Describing the boundary question with China as a "complex issue", Prime Minister Manmohan Singh on Sunday said it cannot be "wished away" and both sides have an obligation to maintain peace and tranquility pending a solution.
A day after he met his Chinese counterpart Wen Jiabao in Thailand on the sidelines of the Association of Southeast Asian Nations-India and East Asia Summits and talked about the border row, Singh said the foreign ministers of the two countries would discuss the problem in detail when they meet in Bangalore on Tuesday.
He noted that Chinese Foreign Minister Yang Jiechi will be visiting India in two days and the foreign ministers of the two countries would have an opportunity to "discuss all issues which have bearing on our relationship".
Yang will reach Bangalore on Monday for Russia-India-China trilateral Foreign Ministerial meeting on Tuesday.
The meeting between Singh and Wen came in the backdrop of war of words over Arunachal Pradesh and some other issues like the Dalai Lama's proposed visit to the state.
Pointing out that the two countries had "established government channels available to exchange views" on all bilateral issues, Singh said, "One doesn't have, therefore, to go to the media to accentuate or exaggerate the amount of differences that prevail."

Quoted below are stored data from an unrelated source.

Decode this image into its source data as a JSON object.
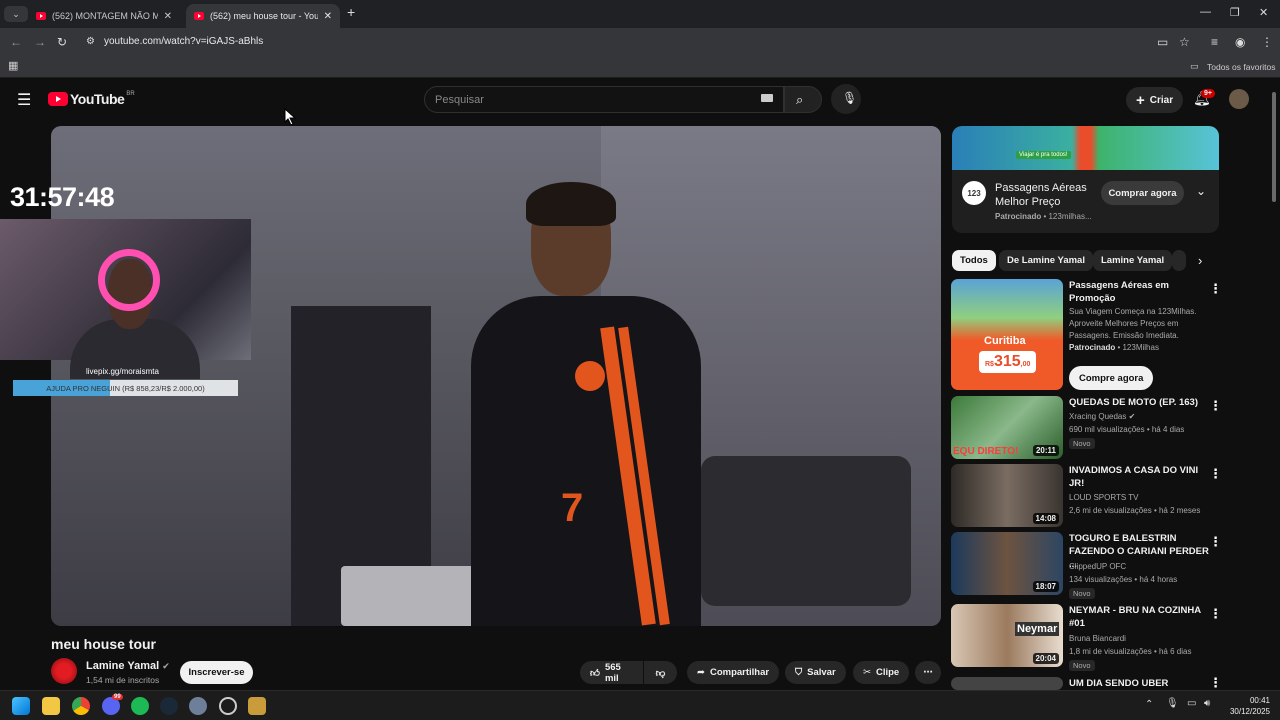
{
  "browser": {
    "tabs": [
      {
        "title": "(562) MONTAGEM NÃO ME CH..."
      },
      {
        "title": "(562) meu house tour - YouTube"
      }
    ],
    "url": "youtube.com/watch?v=iGAJS-aBhls",
    "bookmarks_label": "Todos os favoritos"
  },
  "header": {
    "logo_text": "YouTube",
    "country": "BR",
    "search_placeholder": "Pesquisar",
    "create_label": "Criar",
    "notif_count": "9+"
  },
  "overlay": {
    "timer": "31:57:48",
    "livepix": "livepix.gg/moraismta",
    "goal_text": "AJUDA PRO NEGUIN (R$ 858,23/R$ 2.000,00)",
    "goal_progress": 0.43
  },
  "video": {
    "title": "meu house tour",
    "channel": "Lamine Yamal",
    "subscribers": "1,54 mi de inscritos",
    "subscribe_label": "Inscrever-se",
    "likes": "565 mil",
    "share_label": "Compartilhar",
    "save_label": "Salvar",
    "clip_label": "Clipe"
  },
  "ad": {
    "banner_text": "Viajar é pra todos!",
    "logo": "123",
    "title": "Passagens Aéreas Melhor Preço",
    "sponsored": "Patrocinado",
    "sponsor": "123milhas...",
    "cta": "Comprar agora"
  },
  "chips": [
    "Todos",
    "De Lamine Yamal",
    "Lamine Yamal"
  ],
  "recommendations": [
    {
      "title": "Passagens Aéreas em Promoção",
      "meta": "Sua Viagem Começa na 123Milhas. Aproveite Melhores Preços em Passagens. Emissão Imediata.",
      "sponsored": "Patrocinado",
      "sponsor": "123Milhas",
      "cta": "Compre agora",
      "thumb_city": "Curitiba",
      "thumb_price": "315",
      "thumb_currency": "R$",
      "thumb_cents": ",00"
    },
    {
      "title": "QUEDAS DE MOTO (EP. 163)",
      "channel": "Xracing Quedas",
      "views": "690 mil visualizações",
      "age": "há 4 dias",
      "badge": "Novo",
      "duration": "20:11",
      "thumb_text": "EQU DIRETO!"
    },
    {
      "title": "INVADIMOS A CASA DO VINI JR!",
      "channel": "LOUD SPORTS TV",
      "views": "2,6 mi de visualizações",
      "age": "há 2 meses",
      "duration": "14:08"
    },
    {
      "title": "TOGURO E BALESTRIN FAZENDO O CARIANI PERDER ...",
      "channel": "ClippedUP OFC",
      "views": "134 visualizações",
      "age": "há 4 horas",
      "badge": "Novo",
      "duration": "18:07"
    },
    {
      "title": "NEYMAR - BRU NA COZINHA #01",
      "channel": "Bruna Biancardi",
      "views": "1,8 mi de visualizações",
      "age": "há 6 dias",
      "badge": "Novo",
      "duration": "20:04",
      "thumb_text": "Neymar"
    },
    {
      "title": "UM DIA SENDO UBER"
    }
  ],
  "taskbar": {
    "time": "00:41",
    "date": "30/12/2025",
    "discord_badge": "99"
  }
}
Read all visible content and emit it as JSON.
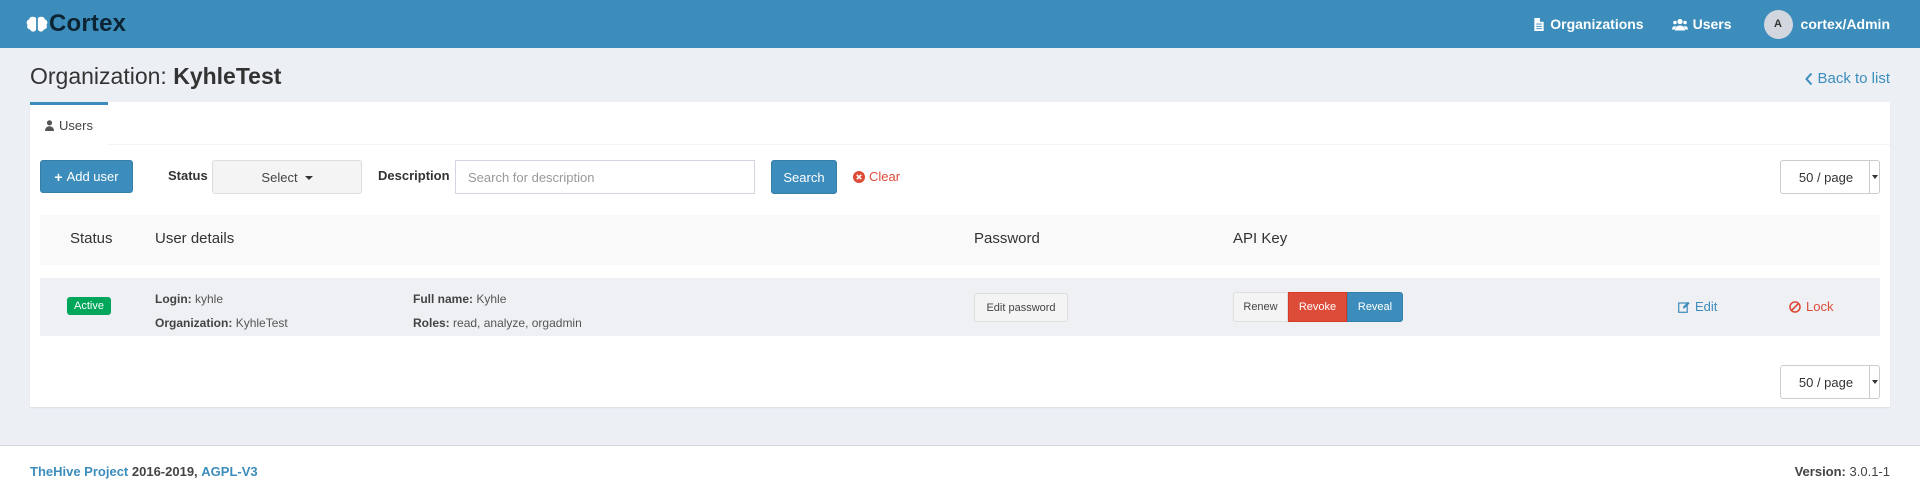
{
  "brand": {
    "name": "Cortex"
  },
  "nav": {
    "organizations_label": "Organizations",
    "users_label": "Users",
    "avatar_initial": "A",
    "user_label": "cortex/Admin"
  },
  "header": {
    "title_prefix": "Organization:",
    "org_name": "KyhleTest",
    "back_label": "Back to list"
  },
  "tabs": [
    {
      "label": "Users",
      "icon": "user-icon"
    }
  ],
  "toolbar": {
    "add_user_label": "Add user",
    "status_label": "Status",
    "status_value": "Select",
    "description_label": "Description",
    "description_placeholder": "Search for description",
    "search_label": "Search",
    "clear_label": "Clear",
    "page_size": "50 / page"
  },
  "table": {
    "columns": [
      "Status",
      "User details",
      "Password",
      "API Key"
    ],
    "rows": [
      {
        "status": "Active",
        "login_label": "Login:",
        "login": "kyhle",
        "organization_label": "Organization:",
        "organization": "KyhleTest",
        "fullname_label": "Full name:",
        "fullname": "Kyhle",
        "roles_label": "Roles:",
        "roles": "read, analyze, orgadmin",
        "edit_password_label": "Edit password",
        "renew_label": "Renew",
        "revoke_label": "Revoke",
        "reveal_label": "Reveal",
        "edit_label": "Edit",
        "lock_label": "Lock"
      }
    ]
  },
  "pagination": {
    "page_size": "50 / page"
  },
  "footer": {
    "project_link": "TheHive Project",
    "years": "2016-2019,",
    "license_link": "AGPL-V3",
    "version_label": "Version:",
    "version": "3.0.1-1"
  },
  "colors": {
    "navbar": "#3c8dbc",
    "primary": "#3c8dbc",
    "danger": "#dd4b39",
    "success": "#00a65a",
    "background": "#ecf0f5"
  }
}
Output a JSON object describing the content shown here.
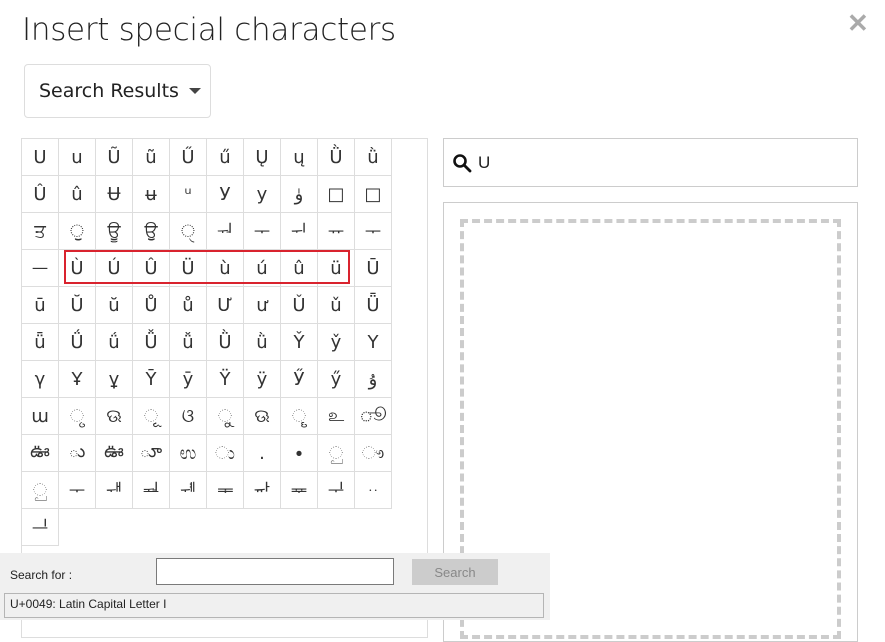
{
  "dialog": {
    "title": "Insert special characters",
    "close_icon": "close-icon"
  },
  "category_dropdown": {
    "selected": "Search Results"
  },
  "search": {
    "value": "U",
    "icon": "search-icon"
  },
  "highlight_color": "#d9232e",
  "chars": [
    "U",
    "u",
    "Ũ",
    "ũ",
    "Ű",
    "ű",
    "Ų",
    "ų",
    "Ǜ",
    "ǜ",
    "Û",
    "û",
    "Ʉ",
    "ʉ",
    "ᵘ",
    "У",
    "у",
    "ۈ",
    "□",
    "□",
    "ਤ",
    "ੁ",
    "ਊ",
    "ਉ",
    "ੑ",
    "ᅯ",
    "ᅮ",
    "ᅱ",
    "ᅲ",
    "ᅮ",
    "ᅳ",
    "Ù",
    "Ú",
    "Û",
    "Ü",
    "ù",
    "ú",
    "û",
    "ü",
    "Ū",
    "ū",
    "Ŭ",
    "ŭ",
    "Ů",
    "ů",
    "Ư",
    "ư",
    "Ǔ",
    "ǔ",
    "Ǖ",
    "ǖ",
    "Ǘ",
    "ǘ",
    "Ǚ",
    "ǚ",
    "Ǜ",
    "ǜ",
    "Y̌",
    "y̌",
    "Y",
    "γ",
    "Ұ",
    "ұ",
    "Ȳ",
    "ȳ",
    "Ÿ",
    "ÿ",
    "Ӳ",
    "ӳ",
    "ۇ",
    "ɯ",
    "ୃ",
    "ଊ",
    "ୂ",
    "ଓ",
    "ୁ",
    "ଊ",
    "ୄ",
    "உ",
    "ூ",
    "ఊ",
    "ు",
    "ఊ",
    "ూ",
    "ಉ",
    "ು",
    ".",
    "∙",
    "ු",
    "ෟ",
    "ු",
    "ᅮ",
    "ᆊ",
    "ᆋ",
    "ᆌ",
    "ᆍ",
    "ᆎ",
    "ᆓ",
    "ᆛ",
    "ᆢ",
    "ᆜ"
  ],
  "overlay": {
    "search_for_label": "Search for :",
    "search_for_value": "",
    "search_button": "Search",
    "status": "U+0049: Latin Capital Letter I"
  }
}
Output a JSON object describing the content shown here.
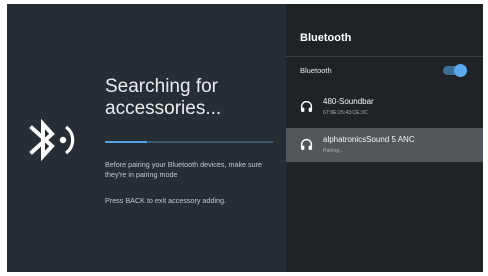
{
  "main": {
    "heading_line1": "Searching for",
    "heading_line2": "accessories...",
    "progress": 0.25,
    "hint_pairing": "Before pairing your Bluetooth devices, make sure they're in pairing mode",
    "hint_back": "Press BACK to exit accessory adding.",
    "icon": "bluetooth-searching-icon"
  },
  "panel": {
    "title": "Bluetooth",
    "toggle_label": "Bluetooth",
    "toggle_on": true,
    "devices": [
      {
        "name": "480-Soundbar",
        "detail": "67:9E:25:43:CE:3C",
        "icon": "headphones-icon"
      },
      {
        "name": "alphatronicsSound 5 ANC",
        "detail": "Pairing...",
        "icon": "headphones-icon",
        "selected": true
      }
    ]
  },
  "colors": {
    "accent": "#4fa3e6",
    "left_background": "#262e34",
    "panel_background": "#1f2326",
    "selected_row": "#53575b"
  }
}
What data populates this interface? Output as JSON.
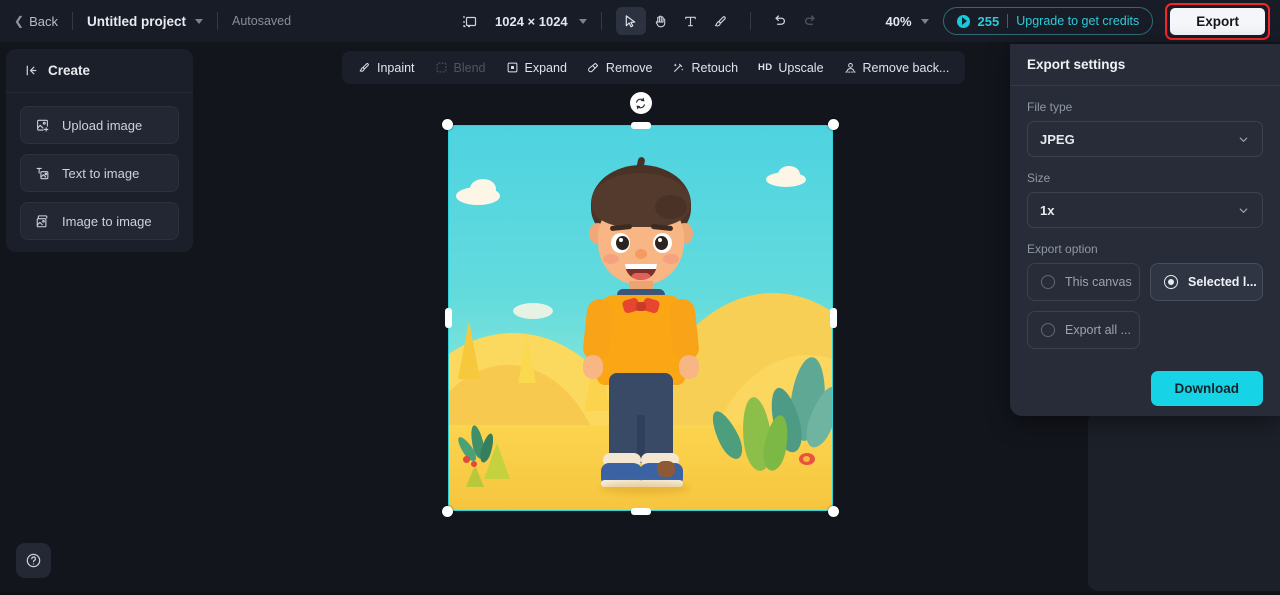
{
  "topbar": {
    "back_label": "Back",
    "back_icon": "chevron-left-icon",
    "project_name": "Untitled project",
    "project_caret_icon": "chevron-down-icon",
    "autosaved_label": "Autosaved",
    "canvas_icon": "canvas-frame-icon",
    "canvas_dimensions": "1024 × 1024",
    "dimensions_caret_icon": "chevron-down-icon",
    "tools": [
      {
        "name": "select-tool",
        "icon": "cursor-arrow-icon",
        "selected": true
      },
      {
        "name": "hand-tool",
        "icon": "hand-icon",
        "selected": false
      },
      {
        "name": "text-tool",
        "icon": "text-t-icon",
        "selected": false
      },
      {
        "name": "brush-tool",
        "icon": "brush-icon",
        "selected": false
      },
      {
        "name": "undo-tool",
        "icon": "undo-arrow-icon",
        "selected": false
      },
      {
        "name": "redo-tool",
        "icon": "redo-arrow-icon",
        "selected": false
      }
    ],
    "zoom_level": "40%",
    "zoom_caret_icon": "chevron-down-icon",
    "credits_count": "255",
    "credits_icon": "coin-icon",
    "upgrade_label": "Upgrade to get credits",
    "export_label": "Export",
    "highlight_color": "#f4262b",
    "accent_color": "#2ecad9"
  },
  "sidebar": {
    "collapse_icon": "collapse-left-icon",
    "title": "Create",
    "items": [
      {
        "label": "Upload image",
        "icon": "upload-image-icon"
      },
      {
        "label": "Text to image",
        "icon": "text-to-image-icon"
      },
      {
        "label": "Image to image",
        "icon": "image-to-image-icon"
      }
    ]
  },
  "toolbar": {
    "items": [
      {
        "label": "Inpaint",
        "icon": "inpaint-brush-icon",
        "disabled": false
      },
      {
        "label": "Blend",
        "icon": "blend-icon",
        "disabled": true
      },
      {
        "label": "Expand",
        "icon": "expand-icon",
        "disabled": false
      },
      {
        "label": "Remove",
        "icon": "eraser-icon",
        "disabled": false
      },
      {
        "label": "Retouch",
        "icon": "retouch-wand-icon",
        "disabled": false
      },
      {
        "label": "Upscale",
        "icon": "hd-icon",
        "disabled": false
      },
      {
        "label": "Remove back...",
        "icon": "remove-background-icon",
        "disabled": false
      }
    ]
  },
  "canvas": {
    "rotate_icon": "rotate-icon",
    "selection_color": "#2fd0d8",
    "artwork_description": "3D cartoon boy in orange shirt and blue jeans standing on yellow dunes"
  },
  "export_panel": {
    "title": "Export settings",
    "file_type_label": "File type",
    "file_type_value": "JPEG",
    "size_label": "Size",
    "size_value": "1x",
    "export_option_label": "Export option",
    "options": [
      {
        "label": "This canvas",
        "selected": false
      },
      {
        "label": "Selected l...",
        "selected": true
      },
      {
        "label": "Export all ...",
        "selected": false
      }
    ],
    "download_label": "Download",
    "download_color": "#17d3e6"
  },
  "footer": {
    "help_icon": "question-circle-icon"
  }
}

Addressing a press conference before winding up his two-day visit here, the prime minister said he had discussed with Wen all issues, including the boundary question, problems concerning common rivers and matters related to Tibetan spiritual leader the Dalai Lama.
"All issues were discussed," he said about his meeting with Wen in the backdrop of war of words over Arunachal Pradesh and some other issues like the Dalai Lama's proposed visit to the state.
"Boundary problem is a complex issue and cannot be wished away," Singh said, adding that "pending solution of the boundary question, both countries have an obligation to maintain peace and tranquility along the borders."
Contrary to the information provided by the Indian side after the Singh-Wen meeting on Saturday that the Dalai Lama issue did not figure in the talks, the prime minister himself said he had told his Chinese counterpart that the Dalai Lama is an "honoured guest" of India.
"I explained to Premier Wen that Dalai Lama is our honoured guest and he is a religious leader," Singh said.
At the same time, he said "we do not allow Tibetan refugees to indulge in political activities and proof of that is that we took resolute action against some Tibetans during Olympics (torch relay) last year following reports that some Tibetan refugees might create problems."
To a question on the Dalai Lama's proposed visit to Arunachal next month to which China has objected, Singh said he was not aware of the Tibetan spiritual leader's plans.
The prime minister said he had also raised with Wen issues related to common rivers, like water-sharing and reported construction of dam by China on Brahmaputra river.
"I did raise this issue with Wen and conveyed to him that cooperation in the area of trans-border rivers is of mutual benefit," he said.
"Premier Wen said that keeping in mind the overall friendly relations and the humanitarian aspects the Chinese side has been providing hydrological data during the flood season," Singh said.
"He said that relevant discussions on trans-border river issues could be held through the expert-level mechanism that we have constituted," he said.